A new poll, commissioned by the independent charity A Blueprint for Better Business, finds 55 per cent of professionals have witnessed or been asked to do things at work which caused them unease. Of these, just two per cent say they would refuse to participate in something which made them uncomfortable at work.
The findings of this survey appear at a pertinent time: as company culture issues continue to come to light in large tech firms; as female Hollywood stars break their silence on sexual harassment from producers; and as PR firms close down after being paid to incite racial hatred.
Concern over workplace behaviours is sizeable, with two thirds (66 per cent) of junior managers setting aside their values when asked to. Twelve per cent of those surveyed answered that they are asked to do things which make them feel uncomfortable on a regular basis and a further 54 per cent said they sometimes are.
While many working professionals may feel uncomfortable however, far fewer are able to articulate their unease or find ways to change the situation. Almost half of respondents (48 per cent) say they would voice their concern but then undertake the activity regardless – highlighting the lengths that we go to in avoiding potential conflict at work. More women than men would suggest an alternative action which would make them feel more comfortable, with 36 per cent of women saying they’d do this versus 30 per cent of men.
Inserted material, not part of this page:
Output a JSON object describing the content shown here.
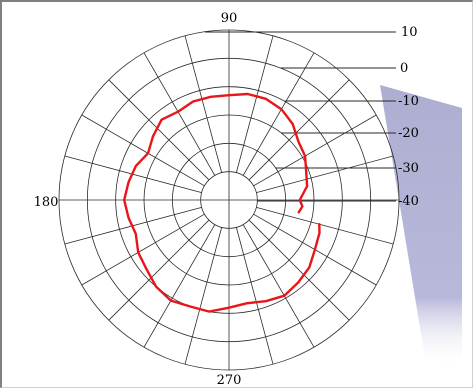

The atmosphere created when team members believe that they need to ‘leave their ethics by the door’ has a significant impact on staff turnover and motivation. Some 15 per cent of respondents admitted that they had changed jobs due to behaviours and actions in the workplace, while a further 34 per cent have been tempted to change jobs. Less than one in ten (nine per cent) respondents said that experiencing inappropriate or uncomfortable behaviour would not be a good enough reason to leave a job – meaning that 91 per cent would consider this course of action. For companies wanting to build a resilient workforce, these results suggests that more effort needs to be made to create cultures where employees feel empowered to make their workplace better.
Charles Wookey, CEO of A Blueprint for Better Business, says that by raising concerns or feelings of unease, more fulfilment at work can be found. Wookey adds, ‘This poll highlights some worrying common traits of business life, showing that we often find it hard to deal with situations which make us feel uncomfortable. While there are of course huge differences in how employees experience these challenges, we would all benefit from being better supported to talk about difficult topics that may cause us unease, and feel empowered to call out decisions or behaviour that make us uncomfortable.’
Blueprint believes that how an organisation’s purpose is articulated and lived out has a direct effect on behaviour and relationships. The Blueprint research found that 42 per cent of C-suite respondents believed their company’s decision-making was aligned to the company’s purpose, whereas just 16 per cent of junior managers said the same. Charles Wookey adds, ‘leadership teams could be doing more to support their future leaders, and to demonstrate how company purpose can be brought to life with everyday actions at work.’